New legislation from the South African government would not only affect journalists, but the public at large.  Under the Protection of State Information Bill (“The Secrecy Bill”) passed last November, anyone “who expose(s) the rampant corruption by individuals in government, industry, and finance” could face a prison sentence.  This could even lead to limited freedoms of expression for a number of writers and artists within the thriving South African arts and culture scene who may create avant-garde, satirical, or protest works that criticize the government.  To make matters worse, it seems that these controversial measures are merely the first steps in President Jacob Zuma’s plan for South Africa’s “Second Transition”.  The initial transition was from the apartheid regime, and the second one seeks to improve the overall quality of life for all citizens in this new democracy.  It appears that this transition will underhandedly involve the reduction of the power of the national judiciary, which Zuma believes should be subordinate to the powers of Parliament so that party opponents could not somehow utilize the courts to “co-govern the country” and supersede the power of the government.

These arguably extreme measures to prevent the exposure of national corruption scandals no doubt casts a questionable light on the leaders in power.  It is clear that there are mixed emotions regarding the public image and effectiveness of the ANC.  On the one hand, this 100-year-old organization has been responsible for a tremendous amount of growth in South Africa since its initial establishment as a direct apartheid resistance movement.  When the apartheid government essentially labeled them a terrorist organization and sought to turn all whites against them, they remained ceaseless in their efforts to take down a corrupt regime.  These methods of resistance became organized as strikes, boycotts, and eventually more militaristic efforts.  When they finally did become elected into power after the collapse of the apartheid regime, most would argue that the ANC passed many progressive reforms, including the abolishment of the death penalty and controversial segregation laws such as the Bantu Education Act.  It seemed that blacks could finally live in a world where they no longer were forced to assume an inferior position to the minority race in power.

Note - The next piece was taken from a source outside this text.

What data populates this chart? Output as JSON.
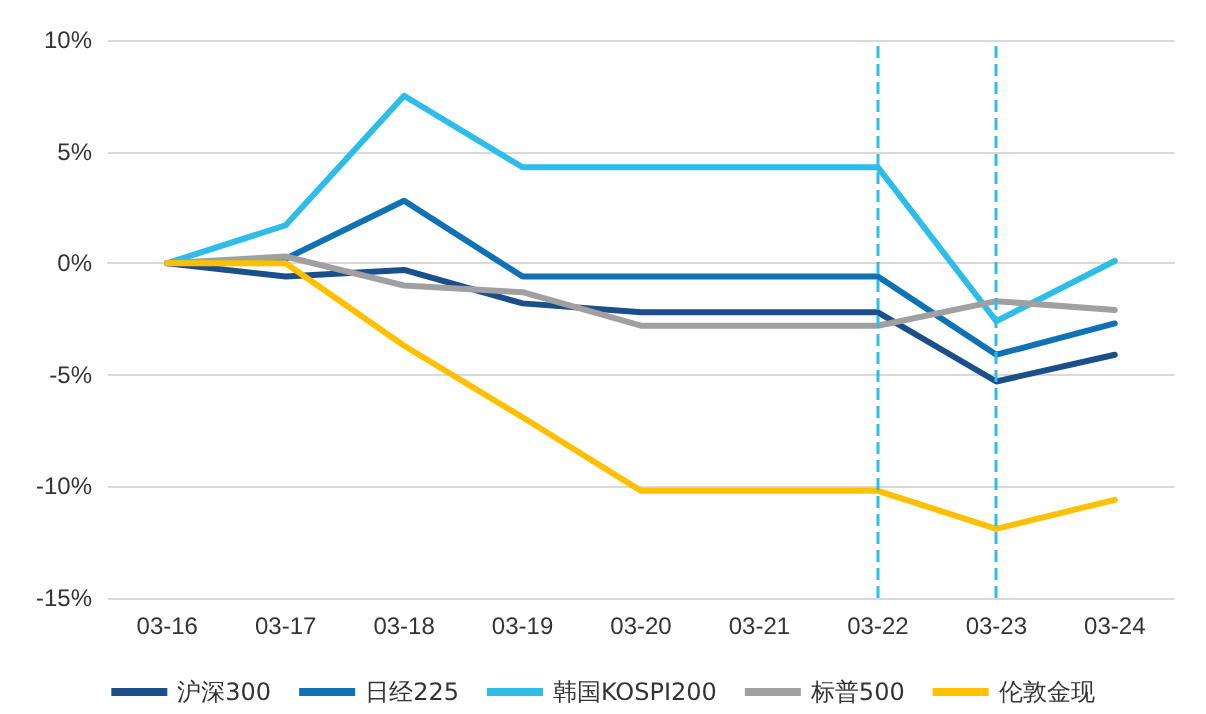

Because of this recent history that is still very close to home for many South Africans, most of the black individuals I have spoken with in Johannesburg and Durban have expressed that they are trapped in a political quagmire.  When I asked for their thoughts on the proposed Media Tribunal and Secrecy Bill, they immediately acknowledged that these measures were not only unconstitutional, but also a “reissuance of apartheid”.  Nonetheless, while they are mostly disappointed with these proposed laws and with the failure of the ANC to fulfill a large number of its promises to the black community, they could never vote for any other party.  Since the history of apartheid is so recent, it is clear that the National Party continues to represent the party of the former oppressor while the ANC symbolizes the liberator who will always defend the rights of people of all colors.  Even Nadine Gordimer, who is of caucasian descent, expressed at the end of her critical article that she “actively supported the African National Congress during the liberation struggle against apartheid” and “continue(s) to support the ideals on which the ANC was founded.”  With these strong allegiances in mind, it is difficult to predict whether the ANC will ultimately follow through on its promises or resort to less than exemplary tactics to maintain its majority power.